Description of problem: CVE-2023-20032: Fixed a possible remote code execution vulnerability in the HFS+ file parser. The issue affects versions 1.0.0 and earlier, 0.105.1 and earlier, and 0.103.7 and earlier. Thank you to Simon Scannell for reporting this issue. CVE-2023-20052: Fixed a possible remote information leak vulnerability in the DMG file parser. The issue affects versions 1.0.0 and earlier, 0.105.1 and earlier, and 0.103.7 and earlier. Thank you to Simon Scannell for reporting this issue. Versions 0.103.8, 0.105.2 and 1.0.1 available for fix. We would really need the new version for EPEL-7.
sorry forgot to add a link to the source: https://blog.clamav.net/2023/02/clamav-01038-01052-and-101-patch.html
Seems that fixed versionfor EPEL-8 and higher are available. What is with EPEL-7?

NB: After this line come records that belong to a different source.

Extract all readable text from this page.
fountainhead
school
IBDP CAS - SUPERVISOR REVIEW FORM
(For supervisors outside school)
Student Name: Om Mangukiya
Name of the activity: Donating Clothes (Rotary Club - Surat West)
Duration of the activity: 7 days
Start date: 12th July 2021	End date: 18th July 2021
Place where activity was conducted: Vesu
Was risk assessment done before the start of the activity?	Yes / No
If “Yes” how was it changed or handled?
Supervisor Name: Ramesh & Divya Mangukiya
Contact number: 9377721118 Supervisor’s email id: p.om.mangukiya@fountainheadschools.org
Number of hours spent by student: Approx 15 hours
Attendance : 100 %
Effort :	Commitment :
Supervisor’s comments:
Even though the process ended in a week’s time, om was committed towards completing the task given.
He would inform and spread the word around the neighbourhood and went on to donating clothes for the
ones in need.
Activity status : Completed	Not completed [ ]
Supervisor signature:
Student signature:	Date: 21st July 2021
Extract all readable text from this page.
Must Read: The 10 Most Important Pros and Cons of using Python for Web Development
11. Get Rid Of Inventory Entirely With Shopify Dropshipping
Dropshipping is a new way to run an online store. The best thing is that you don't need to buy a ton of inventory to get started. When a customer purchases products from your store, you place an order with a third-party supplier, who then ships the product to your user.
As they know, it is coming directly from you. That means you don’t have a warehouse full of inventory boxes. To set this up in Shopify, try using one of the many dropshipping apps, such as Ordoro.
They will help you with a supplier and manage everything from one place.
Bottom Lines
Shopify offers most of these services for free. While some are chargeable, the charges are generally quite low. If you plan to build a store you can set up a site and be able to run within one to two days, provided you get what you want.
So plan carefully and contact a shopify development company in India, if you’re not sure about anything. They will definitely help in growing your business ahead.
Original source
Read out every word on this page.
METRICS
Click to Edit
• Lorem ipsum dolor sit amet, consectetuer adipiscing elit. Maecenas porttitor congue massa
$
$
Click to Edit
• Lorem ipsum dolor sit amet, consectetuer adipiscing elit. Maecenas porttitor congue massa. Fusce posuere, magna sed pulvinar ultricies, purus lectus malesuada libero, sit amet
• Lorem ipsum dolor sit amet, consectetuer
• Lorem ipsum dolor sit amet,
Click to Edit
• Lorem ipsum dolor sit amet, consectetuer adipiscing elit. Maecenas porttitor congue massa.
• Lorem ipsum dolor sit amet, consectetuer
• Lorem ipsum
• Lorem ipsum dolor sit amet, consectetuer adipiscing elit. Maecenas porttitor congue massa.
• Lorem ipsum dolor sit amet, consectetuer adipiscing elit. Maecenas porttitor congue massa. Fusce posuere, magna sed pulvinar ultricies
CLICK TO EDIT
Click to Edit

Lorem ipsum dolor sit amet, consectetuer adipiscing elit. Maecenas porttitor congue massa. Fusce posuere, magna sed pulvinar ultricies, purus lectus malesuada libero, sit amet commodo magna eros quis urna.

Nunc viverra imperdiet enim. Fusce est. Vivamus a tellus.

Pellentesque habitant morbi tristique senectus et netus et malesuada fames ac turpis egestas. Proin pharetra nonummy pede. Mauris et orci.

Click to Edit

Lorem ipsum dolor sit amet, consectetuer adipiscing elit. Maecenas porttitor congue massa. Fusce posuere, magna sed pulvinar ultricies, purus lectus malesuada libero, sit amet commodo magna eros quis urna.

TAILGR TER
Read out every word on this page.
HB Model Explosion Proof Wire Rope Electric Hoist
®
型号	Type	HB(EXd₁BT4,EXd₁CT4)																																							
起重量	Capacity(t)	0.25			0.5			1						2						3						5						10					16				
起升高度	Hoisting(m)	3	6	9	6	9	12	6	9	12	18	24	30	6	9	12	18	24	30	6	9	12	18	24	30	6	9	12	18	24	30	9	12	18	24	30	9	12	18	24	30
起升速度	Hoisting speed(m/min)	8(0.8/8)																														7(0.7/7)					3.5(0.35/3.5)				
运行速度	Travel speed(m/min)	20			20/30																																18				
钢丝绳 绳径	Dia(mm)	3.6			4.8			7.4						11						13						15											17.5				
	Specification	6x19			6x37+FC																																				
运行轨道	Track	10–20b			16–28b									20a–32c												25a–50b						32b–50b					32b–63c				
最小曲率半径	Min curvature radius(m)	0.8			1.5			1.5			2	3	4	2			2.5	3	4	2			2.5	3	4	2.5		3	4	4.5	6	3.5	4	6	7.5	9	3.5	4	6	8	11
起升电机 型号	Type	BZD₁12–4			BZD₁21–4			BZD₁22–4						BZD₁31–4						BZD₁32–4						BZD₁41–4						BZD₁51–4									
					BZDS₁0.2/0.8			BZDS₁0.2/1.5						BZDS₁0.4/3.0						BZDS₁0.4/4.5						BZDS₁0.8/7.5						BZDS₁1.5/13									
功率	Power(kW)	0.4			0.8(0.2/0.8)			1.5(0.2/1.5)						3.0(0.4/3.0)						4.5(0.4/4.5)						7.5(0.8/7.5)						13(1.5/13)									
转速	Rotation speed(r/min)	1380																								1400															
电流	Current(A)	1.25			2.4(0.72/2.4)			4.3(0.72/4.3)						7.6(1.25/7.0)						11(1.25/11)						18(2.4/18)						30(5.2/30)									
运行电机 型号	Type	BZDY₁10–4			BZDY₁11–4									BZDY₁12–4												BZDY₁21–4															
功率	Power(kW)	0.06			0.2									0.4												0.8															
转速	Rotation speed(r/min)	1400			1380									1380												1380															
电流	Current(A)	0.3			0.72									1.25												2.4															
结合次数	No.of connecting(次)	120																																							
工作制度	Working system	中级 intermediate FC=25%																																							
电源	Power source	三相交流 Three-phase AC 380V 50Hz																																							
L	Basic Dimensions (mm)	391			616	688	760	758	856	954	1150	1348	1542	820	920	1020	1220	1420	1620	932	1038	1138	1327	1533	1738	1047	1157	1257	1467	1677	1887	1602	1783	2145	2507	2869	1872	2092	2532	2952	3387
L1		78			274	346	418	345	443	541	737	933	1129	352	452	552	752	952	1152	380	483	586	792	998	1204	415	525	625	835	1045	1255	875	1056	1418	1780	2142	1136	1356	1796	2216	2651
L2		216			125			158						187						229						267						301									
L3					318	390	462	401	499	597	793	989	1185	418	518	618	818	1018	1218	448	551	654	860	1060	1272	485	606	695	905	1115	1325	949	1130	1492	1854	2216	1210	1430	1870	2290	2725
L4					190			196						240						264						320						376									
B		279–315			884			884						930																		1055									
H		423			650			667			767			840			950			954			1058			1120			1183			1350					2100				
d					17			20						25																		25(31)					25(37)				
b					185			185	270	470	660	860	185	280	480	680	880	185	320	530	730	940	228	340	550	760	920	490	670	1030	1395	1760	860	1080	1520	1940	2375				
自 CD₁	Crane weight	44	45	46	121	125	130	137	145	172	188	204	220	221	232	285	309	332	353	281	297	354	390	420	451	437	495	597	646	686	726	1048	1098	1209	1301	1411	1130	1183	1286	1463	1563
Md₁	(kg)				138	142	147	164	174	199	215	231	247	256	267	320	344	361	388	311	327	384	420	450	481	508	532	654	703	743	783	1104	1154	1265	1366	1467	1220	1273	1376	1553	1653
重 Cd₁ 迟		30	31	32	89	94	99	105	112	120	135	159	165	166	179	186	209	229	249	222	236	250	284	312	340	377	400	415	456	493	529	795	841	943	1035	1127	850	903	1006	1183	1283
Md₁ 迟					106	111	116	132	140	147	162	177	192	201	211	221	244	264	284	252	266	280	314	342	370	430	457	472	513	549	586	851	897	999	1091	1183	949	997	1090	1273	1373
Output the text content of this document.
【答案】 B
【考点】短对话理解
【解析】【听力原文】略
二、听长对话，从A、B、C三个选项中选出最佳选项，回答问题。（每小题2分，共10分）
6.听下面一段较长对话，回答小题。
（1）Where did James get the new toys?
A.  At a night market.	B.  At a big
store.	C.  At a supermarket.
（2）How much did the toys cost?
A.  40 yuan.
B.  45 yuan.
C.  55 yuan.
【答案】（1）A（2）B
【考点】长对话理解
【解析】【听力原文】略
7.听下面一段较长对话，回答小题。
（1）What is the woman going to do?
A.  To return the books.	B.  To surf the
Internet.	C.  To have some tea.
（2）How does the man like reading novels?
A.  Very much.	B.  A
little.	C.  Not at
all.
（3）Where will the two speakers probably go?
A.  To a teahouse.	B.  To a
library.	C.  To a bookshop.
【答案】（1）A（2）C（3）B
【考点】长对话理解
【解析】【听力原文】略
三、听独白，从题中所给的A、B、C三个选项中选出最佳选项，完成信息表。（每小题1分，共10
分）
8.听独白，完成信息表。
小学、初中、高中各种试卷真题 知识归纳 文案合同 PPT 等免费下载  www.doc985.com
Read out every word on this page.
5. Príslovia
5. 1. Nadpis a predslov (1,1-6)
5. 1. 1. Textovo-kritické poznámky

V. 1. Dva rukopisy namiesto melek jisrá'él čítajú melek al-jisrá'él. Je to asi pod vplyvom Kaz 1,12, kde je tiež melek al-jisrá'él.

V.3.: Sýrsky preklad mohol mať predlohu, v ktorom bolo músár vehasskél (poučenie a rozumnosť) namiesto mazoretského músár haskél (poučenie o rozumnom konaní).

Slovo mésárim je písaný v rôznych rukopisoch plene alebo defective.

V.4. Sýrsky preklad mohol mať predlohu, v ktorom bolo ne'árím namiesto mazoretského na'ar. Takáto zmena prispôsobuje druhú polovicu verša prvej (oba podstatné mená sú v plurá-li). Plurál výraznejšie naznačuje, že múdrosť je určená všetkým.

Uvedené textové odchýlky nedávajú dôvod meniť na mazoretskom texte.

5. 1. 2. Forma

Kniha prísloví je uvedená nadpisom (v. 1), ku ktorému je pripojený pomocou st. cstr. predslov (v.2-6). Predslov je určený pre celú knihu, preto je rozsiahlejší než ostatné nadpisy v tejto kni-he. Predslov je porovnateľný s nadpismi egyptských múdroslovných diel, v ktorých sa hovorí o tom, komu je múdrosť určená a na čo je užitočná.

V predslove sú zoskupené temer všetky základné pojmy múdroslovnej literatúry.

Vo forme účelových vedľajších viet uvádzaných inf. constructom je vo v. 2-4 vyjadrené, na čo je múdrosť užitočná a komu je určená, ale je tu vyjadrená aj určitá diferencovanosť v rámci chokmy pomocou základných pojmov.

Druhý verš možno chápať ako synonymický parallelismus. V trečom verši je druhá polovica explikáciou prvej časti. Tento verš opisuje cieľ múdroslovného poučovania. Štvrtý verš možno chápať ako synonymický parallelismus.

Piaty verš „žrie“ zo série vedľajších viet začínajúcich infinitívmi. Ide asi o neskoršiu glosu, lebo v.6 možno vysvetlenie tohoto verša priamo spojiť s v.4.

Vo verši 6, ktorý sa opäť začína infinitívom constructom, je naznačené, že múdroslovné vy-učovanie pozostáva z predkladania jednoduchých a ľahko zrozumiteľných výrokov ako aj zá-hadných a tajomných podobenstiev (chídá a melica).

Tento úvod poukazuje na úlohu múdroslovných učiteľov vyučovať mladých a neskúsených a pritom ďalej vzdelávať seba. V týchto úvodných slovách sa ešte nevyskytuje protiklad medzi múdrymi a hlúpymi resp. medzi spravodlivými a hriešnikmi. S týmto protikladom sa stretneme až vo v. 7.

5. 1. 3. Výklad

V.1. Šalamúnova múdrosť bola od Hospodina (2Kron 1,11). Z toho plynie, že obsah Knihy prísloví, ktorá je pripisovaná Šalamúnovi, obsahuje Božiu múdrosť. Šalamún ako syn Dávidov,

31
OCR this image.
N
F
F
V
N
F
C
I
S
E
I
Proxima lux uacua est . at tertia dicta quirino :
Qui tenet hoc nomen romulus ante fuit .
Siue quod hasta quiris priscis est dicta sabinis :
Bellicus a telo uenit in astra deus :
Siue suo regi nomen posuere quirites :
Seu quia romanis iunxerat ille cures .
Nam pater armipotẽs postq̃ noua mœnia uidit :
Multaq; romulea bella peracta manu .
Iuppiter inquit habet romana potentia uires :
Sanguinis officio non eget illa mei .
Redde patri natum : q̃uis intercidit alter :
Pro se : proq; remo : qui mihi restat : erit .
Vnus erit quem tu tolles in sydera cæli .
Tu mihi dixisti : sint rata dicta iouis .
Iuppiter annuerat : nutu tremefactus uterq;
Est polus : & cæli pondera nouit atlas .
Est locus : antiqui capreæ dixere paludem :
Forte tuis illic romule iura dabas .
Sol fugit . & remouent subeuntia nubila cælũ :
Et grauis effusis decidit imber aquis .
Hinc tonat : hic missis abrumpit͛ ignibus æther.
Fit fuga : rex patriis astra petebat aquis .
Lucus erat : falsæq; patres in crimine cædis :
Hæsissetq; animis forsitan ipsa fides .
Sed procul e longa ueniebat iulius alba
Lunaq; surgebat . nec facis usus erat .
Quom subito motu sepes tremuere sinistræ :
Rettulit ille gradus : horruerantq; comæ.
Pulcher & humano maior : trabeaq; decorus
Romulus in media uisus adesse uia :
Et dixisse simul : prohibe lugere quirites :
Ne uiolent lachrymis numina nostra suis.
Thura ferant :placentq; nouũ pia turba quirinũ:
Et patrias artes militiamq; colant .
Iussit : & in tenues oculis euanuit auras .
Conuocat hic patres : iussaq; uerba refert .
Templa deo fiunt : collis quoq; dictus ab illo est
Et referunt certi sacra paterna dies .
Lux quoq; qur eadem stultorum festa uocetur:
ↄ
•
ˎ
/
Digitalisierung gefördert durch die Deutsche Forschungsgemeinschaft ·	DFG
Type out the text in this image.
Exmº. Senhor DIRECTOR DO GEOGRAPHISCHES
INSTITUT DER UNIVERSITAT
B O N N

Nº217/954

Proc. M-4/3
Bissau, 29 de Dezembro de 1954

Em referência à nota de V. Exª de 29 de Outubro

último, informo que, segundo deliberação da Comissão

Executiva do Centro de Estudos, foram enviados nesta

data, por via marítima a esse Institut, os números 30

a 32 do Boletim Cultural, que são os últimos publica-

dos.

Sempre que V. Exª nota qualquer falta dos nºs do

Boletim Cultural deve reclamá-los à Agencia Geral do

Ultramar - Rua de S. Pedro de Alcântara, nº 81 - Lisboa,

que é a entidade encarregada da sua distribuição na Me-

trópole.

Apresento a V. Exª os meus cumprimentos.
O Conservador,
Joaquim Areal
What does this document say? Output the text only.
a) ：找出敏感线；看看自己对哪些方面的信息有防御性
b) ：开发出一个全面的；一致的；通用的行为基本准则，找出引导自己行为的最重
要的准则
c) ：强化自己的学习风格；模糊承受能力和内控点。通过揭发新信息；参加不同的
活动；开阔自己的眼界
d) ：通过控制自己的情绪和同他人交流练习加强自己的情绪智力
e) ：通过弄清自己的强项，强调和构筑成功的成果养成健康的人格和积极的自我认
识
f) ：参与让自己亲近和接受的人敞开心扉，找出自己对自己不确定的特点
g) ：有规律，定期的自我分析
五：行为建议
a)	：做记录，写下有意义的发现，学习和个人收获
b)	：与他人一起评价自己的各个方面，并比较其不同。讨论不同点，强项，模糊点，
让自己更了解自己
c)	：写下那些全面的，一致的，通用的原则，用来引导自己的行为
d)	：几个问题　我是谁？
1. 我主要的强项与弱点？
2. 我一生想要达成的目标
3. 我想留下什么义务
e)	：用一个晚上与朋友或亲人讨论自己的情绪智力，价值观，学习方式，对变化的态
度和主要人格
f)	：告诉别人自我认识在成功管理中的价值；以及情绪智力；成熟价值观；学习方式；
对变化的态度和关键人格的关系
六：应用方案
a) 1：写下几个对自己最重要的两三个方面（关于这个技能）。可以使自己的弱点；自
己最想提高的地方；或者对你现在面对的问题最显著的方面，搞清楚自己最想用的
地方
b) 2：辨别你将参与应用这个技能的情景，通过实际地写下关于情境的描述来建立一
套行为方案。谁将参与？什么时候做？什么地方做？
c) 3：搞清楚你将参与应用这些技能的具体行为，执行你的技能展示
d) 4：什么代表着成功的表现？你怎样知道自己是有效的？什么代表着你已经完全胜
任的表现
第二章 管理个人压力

FEDORA-EPEL-2023-5cb6798308 has been submitted as an update to Fedora EPEL 8. https://bodhi.fedoraproject.org/updates/FEDORA-EPEL-2023-5cb6798308
for EPEL-7 https://bodhi.fedoraproject.org/updates/FEDORA-EPEL-2023-466d8ae059
FEDORA-EPEL-2023-5cb6798308 has been pushed to the Fedora EPEL 8 stable repository. If problem still persists, please make note of it in this bug report.